Dr. Lindsey said the next big step in addressing the root causes of waste in the health care system will require “high–level collaboration between ‘warring camps.’” In Dr. Lindsey’s opinion, in coming years more people once covered under employer-sponsored insurance will enter state- and federally subsidized programs, which will put downward pressure on prices. If that happens, he said, ACOs will multiply “by necessity, as doctors and hospitals come together to manage financial risk…So we should all learn NOW to eliminate waste and improve quality,” he said.
Barbara Spivak, M.D., president of the Mt. Auburn Cambridge Independent Practice Association, said her IPA’s success derives from the fact that “we focus on quality, and the efficiencies follow.”

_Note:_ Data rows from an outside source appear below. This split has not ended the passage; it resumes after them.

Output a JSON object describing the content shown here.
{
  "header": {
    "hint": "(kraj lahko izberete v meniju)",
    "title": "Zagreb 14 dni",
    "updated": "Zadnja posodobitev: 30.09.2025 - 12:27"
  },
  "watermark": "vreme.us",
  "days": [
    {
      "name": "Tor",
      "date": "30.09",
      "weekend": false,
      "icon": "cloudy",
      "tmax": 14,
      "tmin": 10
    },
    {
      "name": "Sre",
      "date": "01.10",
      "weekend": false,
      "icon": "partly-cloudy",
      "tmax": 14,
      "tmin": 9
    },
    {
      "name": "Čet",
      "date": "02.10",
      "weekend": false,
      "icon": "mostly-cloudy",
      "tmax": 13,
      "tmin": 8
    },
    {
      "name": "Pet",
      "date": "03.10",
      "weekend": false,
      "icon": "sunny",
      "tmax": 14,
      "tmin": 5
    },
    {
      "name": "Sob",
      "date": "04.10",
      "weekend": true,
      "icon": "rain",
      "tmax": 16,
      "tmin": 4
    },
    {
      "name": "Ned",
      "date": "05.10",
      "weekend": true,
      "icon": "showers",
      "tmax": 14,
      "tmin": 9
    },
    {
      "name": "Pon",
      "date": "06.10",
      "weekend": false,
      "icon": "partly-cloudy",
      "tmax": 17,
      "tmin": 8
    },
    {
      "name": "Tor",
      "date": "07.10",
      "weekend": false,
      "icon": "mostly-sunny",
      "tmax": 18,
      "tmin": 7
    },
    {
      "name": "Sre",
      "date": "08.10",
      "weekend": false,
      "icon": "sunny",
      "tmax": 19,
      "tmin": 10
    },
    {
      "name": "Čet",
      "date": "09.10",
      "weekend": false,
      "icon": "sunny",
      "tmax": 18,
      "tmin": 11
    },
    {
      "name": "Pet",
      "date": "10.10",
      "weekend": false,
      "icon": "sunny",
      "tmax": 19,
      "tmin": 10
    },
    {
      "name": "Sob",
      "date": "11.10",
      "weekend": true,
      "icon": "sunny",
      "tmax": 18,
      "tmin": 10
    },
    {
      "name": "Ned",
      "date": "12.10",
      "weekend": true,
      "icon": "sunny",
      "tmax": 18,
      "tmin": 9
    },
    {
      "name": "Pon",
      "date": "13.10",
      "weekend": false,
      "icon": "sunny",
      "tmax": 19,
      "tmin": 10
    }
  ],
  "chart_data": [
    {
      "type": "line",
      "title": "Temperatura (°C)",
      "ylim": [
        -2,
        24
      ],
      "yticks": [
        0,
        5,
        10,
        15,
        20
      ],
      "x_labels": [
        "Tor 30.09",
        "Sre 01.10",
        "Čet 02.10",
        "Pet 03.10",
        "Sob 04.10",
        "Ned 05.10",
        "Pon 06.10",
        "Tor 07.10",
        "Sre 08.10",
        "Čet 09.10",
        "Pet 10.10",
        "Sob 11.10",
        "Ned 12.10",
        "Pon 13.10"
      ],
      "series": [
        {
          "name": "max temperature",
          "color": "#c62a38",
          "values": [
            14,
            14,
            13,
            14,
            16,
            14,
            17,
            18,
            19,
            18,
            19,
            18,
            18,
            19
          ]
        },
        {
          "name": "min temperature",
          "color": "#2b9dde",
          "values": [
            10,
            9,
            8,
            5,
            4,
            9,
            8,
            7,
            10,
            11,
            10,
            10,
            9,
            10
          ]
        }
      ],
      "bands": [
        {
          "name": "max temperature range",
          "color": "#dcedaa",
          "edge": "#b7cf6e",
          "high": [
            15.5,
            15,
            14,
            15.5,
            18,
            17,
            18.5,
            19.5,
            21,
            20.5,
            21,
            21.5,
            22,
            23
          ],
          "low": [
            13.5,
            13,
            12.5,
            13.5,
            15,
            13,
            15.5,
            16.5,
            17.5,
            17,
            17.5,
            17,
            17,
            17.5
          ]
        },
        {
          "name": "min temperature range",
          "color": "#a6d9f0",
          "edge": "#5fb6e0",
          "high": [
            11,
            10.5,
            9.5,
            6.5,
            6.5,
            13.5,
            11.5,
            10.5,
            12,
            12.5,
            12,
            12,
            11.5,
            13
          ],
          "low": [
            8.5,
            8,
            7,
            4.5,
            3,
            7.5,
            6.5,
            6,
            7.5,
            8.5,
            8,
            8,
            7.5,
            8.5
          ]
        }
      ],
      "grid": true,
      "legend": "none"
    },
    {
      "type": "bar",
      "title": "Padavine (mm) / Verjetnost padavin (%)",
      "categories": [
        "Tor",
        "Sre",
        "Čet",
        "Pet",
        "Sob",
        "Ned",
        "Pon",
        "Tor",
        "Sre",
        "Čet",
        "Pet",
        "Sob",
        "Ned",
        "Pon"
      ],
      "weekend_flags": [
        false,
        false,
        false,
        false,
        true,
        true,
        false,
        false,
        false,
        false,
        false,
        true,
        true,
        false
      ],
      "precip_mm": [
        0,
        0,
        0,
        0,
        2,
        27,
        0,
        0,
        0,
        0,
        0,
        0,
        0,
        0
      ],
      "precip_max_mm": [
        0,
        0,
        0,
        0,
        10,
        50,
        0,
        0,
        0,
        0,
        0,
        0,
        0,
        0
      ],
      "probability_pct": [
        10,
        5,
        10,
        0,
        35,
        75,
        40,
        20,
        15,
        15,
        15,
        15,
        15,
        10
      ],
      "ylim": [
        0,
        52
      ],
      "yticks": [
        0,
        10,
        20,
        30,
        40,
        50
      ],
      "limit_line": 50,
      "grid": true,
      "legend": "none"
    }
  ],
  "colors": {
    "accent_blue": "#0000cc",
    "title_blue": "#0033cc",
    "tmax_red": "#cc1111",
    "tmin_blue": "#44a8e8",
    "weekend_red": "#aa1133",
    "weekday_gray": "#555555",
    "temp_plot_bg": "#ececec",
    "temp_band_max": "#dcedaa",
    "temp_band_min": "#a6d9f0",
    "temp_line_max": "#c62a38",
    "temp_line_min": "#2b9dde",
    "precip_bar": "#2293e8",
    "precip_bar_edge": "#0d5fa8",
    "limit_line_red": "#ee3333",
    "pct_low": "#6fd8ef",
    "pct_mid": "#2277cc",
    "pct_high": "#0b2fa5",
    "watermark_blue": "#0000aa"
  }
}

Dr. Spivak stressed that the IPA and Mt. Auburn Hospital “share the same goals, even though none of the IPA members are employed by the hospital.” Although the hospital and IPA remain separate entities, “we partner with Mt. Auburn in everything – even our approach to contracting with health plans,” said Dr. Spivak. “Getting to an agreement that leaves the payer, the hospitals, and the physicians feeling positive requires trust all around,” she said.
Dr. Spivak also emphasized the widespread involvement of IPA members in the governance of the physician group and the importance of monthly meetings with primary care physicians, who are reimbursed for attending such meetings.